Wir sind im Alltag kaum konfrontiert mit dem Tod. Gestorben wird meistens im Spital oder in einem Alters- oder Pflegeheim. Es ist zunehmend weniger üblich, dass die Toten aufgebahrt und besucht werden. Oft finden Beisetzungen im engsten Familienrahmen statt.
Silvia Haselbeck, wie ist es zum Film «Die Tabubrecherin» gekommen?
Im Jahr 2009 kam unser Film «Geburt» ins Kino. Wir haben in diesem Film zwei schwangere Frauen mit ihren Hebammen begleitet. Es war damals schon als Idee in uns, dass wir gerne einen Film machen würden zum Thema Sterben, falls wir jemanden finden, der im letzten Lebensabschnitt, und bereit ist, uns an seinem Weg teilhaben zu lassen. Als wir Michèle Bowley kennen lernen durften, war uns schnell klar, dass dieses Filmprojekt mit ihr möglich ist.
Silvia Haselbeck, welche Erinnerungen haben Sie, an die erste Begegnung mit Michèle Bowley?
Wir haben Michèle Bowley kennengelernt, nachdem Sie die Diagnose Hirnmetastasen, nicht operabel, mit einer Lebenserwartung von drei bis sechs Monaten bekommen hatte. Es war ihr ein Bedürfnis, das, was sie erlebt, mitzuteilen und nach aussen zu tragen. Schlussendlich haben wir sie über zwei Jahre begleitet.
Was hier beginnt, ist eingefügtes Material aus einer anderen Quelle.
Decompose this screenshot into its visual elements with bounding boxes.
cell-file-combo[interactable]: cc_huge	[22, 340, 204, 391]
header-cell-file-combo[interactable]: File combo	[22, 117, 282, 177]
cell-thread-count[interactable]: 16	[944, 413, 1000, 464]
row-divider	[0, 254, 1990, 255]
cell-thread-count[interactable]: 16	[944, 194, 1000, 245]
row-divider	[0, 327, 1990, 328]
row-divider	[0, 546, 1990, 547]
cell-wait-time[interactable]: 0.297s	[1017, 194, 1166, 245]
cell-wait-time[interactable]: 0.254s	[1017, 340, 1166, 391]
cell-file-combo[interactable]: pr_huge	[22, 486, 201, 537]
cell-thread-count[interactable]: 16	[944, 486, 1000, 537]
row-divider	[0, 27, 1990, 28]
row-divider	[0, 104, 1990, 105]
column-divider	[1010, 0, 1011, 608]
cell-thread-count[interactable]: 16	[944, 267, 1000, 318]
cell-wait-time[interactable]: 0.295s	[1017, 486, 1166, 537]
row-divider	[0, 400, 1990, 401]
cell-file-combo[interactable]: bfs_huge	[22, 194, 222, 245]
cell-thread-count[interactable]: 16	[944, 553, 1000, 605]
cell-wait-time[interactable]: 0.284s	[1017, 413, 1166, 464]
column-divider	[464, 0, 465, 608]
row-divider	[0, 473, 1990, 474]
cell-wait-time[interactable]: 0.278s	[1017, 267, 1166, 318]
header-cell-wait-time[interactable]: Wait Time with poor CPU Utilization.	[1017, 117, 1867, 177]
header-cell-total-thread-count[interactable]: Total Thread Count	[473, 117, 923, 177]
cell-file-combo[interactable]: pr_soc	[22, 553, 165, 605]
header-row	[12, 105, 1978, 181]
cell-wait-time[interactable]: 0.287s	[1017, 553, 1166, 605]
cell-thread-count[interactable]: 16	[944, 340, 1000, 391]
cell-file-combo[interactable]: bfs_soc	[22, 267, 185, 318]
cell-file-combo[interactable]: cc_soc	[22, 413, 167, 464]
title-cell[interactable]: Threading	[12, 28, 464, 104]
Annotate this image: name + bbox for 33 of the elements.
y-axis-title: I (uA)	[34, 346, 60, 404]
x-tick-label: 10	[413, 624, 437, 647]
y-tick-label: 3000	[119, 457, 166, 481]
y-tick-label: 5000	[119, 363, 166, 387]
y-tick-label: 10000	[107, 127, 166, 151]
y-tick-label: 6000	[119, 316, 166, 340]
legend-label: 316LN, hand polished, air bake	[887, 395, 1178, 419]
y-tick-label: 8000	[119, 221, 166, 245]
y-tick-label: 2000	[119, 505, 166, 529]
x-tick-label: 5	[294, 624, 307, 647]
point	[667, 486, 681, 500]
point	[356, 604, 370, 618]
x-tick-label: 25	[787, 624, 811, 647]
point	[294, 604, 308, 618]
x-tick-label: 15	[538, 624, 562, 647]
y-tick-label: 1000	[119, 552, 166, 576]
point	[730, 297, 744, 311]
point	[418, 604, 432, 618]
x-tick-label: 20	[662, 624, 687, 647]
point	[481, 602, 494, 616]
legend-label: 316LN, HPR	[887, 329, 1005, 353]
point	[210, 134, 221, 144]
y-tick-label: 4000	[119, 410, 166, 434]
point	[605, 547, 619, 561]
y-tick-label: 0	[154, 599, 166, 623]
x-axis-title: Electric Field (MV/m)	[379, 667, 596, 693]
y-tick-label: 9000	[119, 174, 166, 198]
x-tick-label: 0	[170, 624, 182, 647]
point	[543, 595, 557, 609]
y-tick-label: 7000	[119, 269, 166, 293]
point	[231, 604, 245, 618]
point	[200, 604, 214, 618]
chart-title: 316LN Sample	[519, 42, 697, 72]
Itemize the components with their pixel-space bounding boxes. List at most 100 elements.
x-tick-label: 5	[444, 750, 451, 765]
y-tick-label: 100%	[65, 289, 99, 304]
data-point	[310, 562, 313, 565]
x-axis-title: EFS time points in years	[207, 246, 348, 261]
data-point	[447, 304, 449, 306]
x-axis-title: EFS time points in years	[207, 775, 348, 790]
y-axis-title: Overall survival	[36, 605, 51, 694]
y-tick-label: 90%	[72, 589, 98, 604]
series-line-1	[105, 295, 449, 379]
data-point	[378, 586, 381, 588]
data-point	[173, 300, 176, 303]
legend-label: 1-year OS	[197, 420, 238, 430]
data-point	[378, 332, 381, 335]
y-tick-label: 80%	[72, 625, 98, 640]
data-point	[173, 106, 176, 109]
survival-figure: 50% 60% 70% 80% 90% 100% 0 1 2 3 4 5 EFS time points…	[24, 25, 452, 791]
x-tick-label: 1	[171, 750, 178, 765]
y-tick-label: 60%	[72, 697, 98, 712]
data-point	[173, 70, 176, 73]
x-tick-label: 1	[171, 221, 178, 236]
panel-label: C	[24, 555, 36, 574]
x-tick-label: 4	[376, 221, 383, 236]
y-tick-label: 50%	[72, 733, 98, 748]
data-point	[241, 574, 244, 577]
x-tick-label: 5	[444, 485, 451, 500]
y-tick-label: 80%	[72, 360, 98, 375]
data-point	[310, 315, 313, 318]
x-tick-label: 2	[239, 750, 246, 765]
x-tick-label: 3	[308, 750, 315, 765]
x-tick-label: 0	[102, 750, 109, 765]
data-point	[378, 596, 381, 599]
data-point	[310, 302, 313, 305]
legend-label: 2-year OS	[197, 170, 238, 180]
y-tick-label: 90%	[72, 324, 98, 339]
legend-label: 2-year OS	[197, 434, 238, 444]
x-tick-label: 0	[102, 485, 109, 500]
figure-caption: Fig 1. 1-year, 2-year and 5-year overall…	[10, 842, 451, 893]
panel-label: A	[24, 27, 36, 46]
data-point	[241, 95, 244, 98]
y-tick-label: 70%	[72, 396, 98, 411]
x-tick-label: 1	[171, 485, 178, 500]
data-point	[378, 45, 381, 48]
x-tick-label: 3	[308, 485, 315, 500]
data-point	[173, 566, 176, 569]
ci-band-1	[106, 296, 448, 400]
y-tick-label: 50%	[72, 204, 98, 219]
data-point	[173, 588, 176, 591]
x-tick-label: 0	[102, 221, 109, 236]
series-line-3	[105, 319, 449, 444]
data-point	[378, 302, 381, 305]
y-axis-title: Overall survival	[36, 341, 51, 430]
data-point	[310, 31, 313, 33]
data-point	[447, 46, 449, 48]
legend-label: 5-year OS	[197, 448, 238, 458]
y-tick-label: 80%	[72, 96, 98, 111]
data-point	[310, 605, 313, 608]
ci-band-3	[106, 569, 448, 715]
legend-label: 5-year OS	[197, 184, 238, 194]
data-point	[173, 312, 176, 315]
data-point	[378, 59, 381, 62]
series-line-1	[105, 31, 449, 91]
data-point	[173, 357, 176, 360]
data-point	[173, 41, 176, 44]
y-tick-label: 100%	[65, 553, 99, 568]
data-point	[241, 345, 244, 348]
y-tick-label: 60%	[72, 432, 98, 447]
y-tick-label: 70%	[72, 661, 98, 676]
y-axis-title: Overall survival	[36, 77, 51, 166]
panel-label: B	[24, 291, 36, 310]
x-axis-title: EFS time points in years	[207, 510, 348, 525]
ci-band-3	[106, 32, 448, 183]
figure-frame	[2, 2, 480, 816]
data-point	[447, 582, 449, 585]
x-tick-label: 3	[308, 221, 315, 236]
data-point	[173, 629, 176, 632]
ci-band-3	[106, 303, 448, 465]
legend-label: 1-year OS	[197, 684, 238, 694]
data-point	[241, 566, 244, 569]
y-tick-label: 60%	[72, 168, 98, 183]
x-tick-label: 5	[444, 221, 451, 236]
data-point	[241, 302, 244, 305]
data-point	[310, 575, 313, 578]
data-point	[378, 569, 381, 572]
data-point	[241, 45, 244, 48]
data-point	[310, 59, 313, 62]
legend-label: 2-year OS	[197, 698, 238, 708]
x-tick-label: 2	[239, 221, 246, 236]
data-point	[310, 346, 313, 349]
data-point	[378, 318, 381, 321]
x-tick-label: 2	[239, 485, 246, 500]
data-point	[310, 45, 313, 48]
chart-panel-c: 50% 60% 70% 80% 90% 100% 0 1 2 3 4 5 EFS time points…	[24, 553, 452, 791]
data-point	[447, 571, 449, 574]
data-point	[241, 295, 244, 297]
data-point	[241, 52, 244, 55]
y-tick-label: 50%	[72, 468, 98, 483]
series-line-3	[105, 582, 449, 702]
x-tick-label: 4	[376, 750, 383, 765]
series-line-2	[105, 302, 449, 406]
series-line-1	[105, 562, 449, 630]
Erich Langjahr, wo haben Sie sich als Regieteam Grenzen gesetzt?
Der Film ist keine Biografie von Michèle. Wir haben uns mit ihr auf das Abenteuer Sterben eingelassen und sie durch verschiedene Stationen ihres letzten Lebensabschnittes begleitet. Wir hätten nie Bilder im Film verwendet, die Michèle nicht gewollt hätte.
Erich Langjahr, wenn Sie an Michèle Bowley denken, was kommt Ihnen als erstes in den Sinn?
Sie ist eine Mutmacherin. Ihre Zuversicht und ihren Mut auf Leben und Tod begleiten uns täglich.